Set HttpContext.Current.User from Thread.CurrentPrincipal

Question

I have a security manager in my application that works for both windows and web, the process is simple, just takes the user and pwd and authenticates them against a database then sets the Thread.CurrentPrincipal with a custom principal. For windows applications this works fine, but I have problems with web applications.

After the process of authentication, when I'm trying to set the Current.User to the custom principal from Thread.CurrentPrincipal this last one contains a GenericPrincipal. Am I doing something wrong? This is my code:

Login.aspx

protected void btnAuthenticate_Click(object sender, EventArgs e)
{
    SecurityManager.Authenticate("user","pwd"); // This is where I set the custom principal in Thread.CurrentPrincipal
    FormsAuthenticationTicket authenticationTicket = new FormsAuthenticationTicket(1,
                        "user",
                        DateTime.Now,
                        DateTime.Now.AddMinutes(30),
                        false,
                        "");

    string ticket = FormsAuthentication.Encrypt(authenticationTicket);
    HttpCookie authenticationCookie = new HttpCookie(FormsAuthentication.FormsCookieName, ticket);
    Response.Cookies.Add(authenticationCookie);    
    Response.Redirect(FormsAuthentication.GetRedirectUrl("user", false));
}

Global.asax (This is where the problem appears)

protected void Application_AuthenticateRequest(object sender, EventArgs e)
{
    HttpCookie authCookie = Context.Request.Cookies[FormsAuthentication.FormsCookieName];
    if (authCookie == null)
        return;

    if (HttpContext.Current.User != null && HttpContext.Current.User.Identity.IsAuthenticated && HttpContext.Current.User.Identity is FormsIdentity)
    {                
        HttpContext.Current.User = System.Threading.Thread.CurrentPrincipal; //Here the value is GenericPrincipal
    }

Thanks in advance for any help.

Answer 1

First of all: You need to set the principal on every request.

Forms authentication uses it's own assignment of the principal on each request. That's why you are seeing the GenericPrincipal

I usually reassign my custom prinicpal in OnPostAuthenticate when the standard authentication mechanism is done.

Answer 2

JFYI, you can replace

if (HttpContext.Current.User != null && HttpContext.Current.User.Identity.IsAuthenticated && HttpContext.Current.User.Identity is FormsIdentity) { }

with

FormsIdentity formsIdentity = HttpContext.Current.User as FormsIdentity;
if (formsIdentity != null & formsIdentity.IsAuthenticated) { }

to reduce the length of if-clause

Answer 3

Sorry about the VB (orrible language) however this should answer your question ...

http://www.asp.net/security/videos/use-custom-principal-objects

Then change that line of code to something like ...

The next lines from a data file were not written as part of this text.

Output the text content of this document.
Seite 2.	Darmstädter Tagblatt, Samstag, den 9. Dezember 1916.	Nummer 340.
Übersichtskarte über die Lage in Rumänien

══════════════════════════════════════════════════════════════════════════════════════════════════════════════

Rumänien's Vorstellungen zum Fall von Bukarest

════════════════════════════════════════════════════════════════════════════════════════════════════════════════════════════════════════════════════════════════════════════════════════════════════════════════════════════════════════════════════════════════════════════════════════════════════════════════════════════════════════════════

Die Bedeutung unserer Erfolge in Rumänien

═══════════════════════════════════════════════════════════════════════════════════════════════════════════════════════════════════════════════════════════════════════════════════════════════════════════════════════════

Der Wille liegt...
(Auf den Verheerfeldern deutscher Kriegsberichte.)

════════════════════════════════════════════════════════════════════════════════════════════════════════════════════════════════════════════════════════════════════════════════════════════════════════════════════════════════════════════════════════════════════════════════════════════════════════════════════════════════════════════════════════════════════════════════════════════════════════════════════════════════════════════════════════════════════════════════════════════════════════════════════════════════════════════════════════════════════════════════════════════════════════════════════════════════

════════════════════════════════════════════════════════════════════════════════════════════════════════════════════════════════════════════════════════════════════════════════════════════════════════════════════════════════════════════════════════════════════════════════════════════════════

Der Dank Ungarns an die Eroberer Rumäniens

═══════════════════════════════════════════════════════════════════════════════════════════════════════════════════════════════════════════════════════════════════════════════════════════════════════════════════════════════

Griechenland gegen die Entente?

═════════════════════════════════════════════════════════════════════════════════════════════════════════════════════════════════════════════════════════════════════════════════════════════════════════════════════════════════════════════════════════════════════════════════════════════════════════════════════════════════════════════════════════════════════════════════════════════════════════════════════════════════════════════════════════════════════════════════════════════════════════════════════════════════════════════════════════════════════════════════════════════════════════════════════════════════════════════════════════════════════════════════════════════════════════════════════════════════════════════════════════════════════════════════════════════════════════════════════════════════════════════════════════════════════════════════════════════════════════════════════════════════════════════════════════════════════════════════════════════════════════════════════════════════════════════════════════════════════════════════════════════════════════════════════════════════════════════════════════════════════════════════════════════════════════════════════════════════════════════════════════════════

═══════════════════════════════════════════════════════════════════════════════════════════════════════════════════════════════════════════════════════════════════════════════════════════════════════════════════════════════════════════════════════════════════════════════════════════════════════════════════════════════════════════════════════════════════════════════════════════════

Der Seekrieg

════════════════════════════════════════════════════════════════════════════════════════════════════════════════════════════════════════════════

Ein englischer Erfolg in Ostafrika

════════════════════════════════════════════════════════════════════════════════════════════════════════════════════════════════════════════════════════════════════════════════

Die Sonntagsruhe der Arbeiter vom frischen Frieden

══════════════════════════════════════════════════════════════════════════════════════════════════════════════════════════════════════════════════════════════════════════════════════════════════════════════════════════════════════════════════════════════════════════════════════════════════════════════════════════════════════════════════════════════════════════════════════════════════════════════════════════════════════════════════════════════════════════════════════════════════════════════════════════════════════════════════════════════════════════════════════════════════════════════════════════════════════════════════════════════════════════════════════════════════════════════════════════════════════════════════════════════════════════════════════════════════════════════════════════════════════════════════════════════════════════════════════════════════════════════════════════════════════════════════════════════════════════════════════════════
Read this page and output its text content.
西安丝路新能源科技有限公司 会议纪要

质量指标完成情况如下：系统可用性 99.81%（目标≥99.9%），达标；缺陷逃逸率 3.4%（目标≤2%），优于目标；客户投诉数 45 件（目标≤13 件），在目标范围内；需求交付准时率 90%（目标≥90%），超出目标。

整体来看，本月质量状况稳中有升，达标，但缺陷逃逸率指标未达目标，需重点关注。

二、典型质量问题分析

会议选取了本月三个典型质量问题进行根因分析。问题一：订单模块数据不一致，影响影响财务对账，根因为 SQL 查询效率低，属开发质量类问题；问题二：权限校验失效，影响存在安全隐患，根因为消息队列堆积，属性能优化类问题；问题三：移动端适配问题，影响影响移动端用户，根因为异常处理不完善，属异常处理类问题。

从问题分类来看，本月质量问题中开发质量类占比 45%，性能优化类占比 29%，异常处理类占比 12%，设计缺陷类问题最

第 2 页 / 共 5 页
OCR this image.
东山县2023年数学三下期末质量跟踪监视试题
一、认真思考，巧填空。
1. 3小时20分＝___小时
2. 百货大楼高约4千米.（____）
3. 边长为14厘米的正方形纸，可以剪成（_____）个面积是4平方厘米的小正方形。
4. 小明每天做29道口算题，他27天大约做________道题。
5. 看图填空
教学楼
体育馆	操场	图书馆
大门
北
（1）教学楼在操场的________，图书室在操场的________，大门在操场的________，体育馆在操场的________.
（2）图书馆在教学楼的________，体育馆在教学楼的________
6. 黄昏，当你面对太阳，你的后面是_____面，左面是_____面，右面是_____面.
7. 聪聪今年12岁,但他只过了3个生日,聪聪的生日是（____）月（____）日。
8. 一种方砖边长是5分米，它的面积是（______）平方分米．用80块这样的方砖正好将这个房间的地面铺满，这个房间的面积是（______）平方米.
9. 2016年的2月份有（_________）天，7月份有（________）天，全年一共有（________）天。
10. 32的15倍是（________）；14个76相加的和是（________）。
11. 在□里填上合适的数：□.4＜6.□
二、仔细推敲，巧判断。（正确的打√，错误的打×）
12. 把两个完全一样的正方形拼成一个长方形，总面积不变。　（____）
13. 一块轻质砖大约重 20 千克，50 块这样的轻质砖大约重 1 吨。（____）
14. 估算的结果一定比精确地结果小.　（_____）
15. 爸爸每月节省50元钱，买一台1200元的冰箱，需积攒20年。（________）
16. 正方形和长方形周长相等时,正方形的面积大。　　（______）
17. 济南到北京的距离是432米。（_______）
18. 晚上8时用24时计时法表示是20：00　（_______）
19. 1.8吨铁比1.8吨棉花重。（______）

HttpContext.Current.User = (CustomPrinciple)System.Threading.Thread.CurrentPrincipal;

That should give you what you need. Works perfectly for me :)

Answer 4

When you use Forms Based Authentication (FBA), you get a GenericPrincipal in ASP.NET. This is normal, you are not doing anything wrong.

What where you expecting ? You could use Windows Integrated Authentication in your ASP.NET app if you were expecting a WindowsPrincipal.

Answer 5

The Intellisense tells me that HttpContext.Current.user and System.Threading.Thread.CurrentPrincipal are both of type System.Security.Principal.IPrincipal.

If I understand correctly, this means that the statement HttpContext.Current.User = System.Threading.Thread.CurrentPrincipal; will assign the value of thread principal to the httpcontext user without any casting or conversion.

I don't see where exactly in your code you are setting the value of the System.Threading.Thread.CurrentPrincipal, but I suggest you carefully examine how you set the principal. I recommend that you put breakpoints on this code and run it in the debugger. See what is happening line-by-line.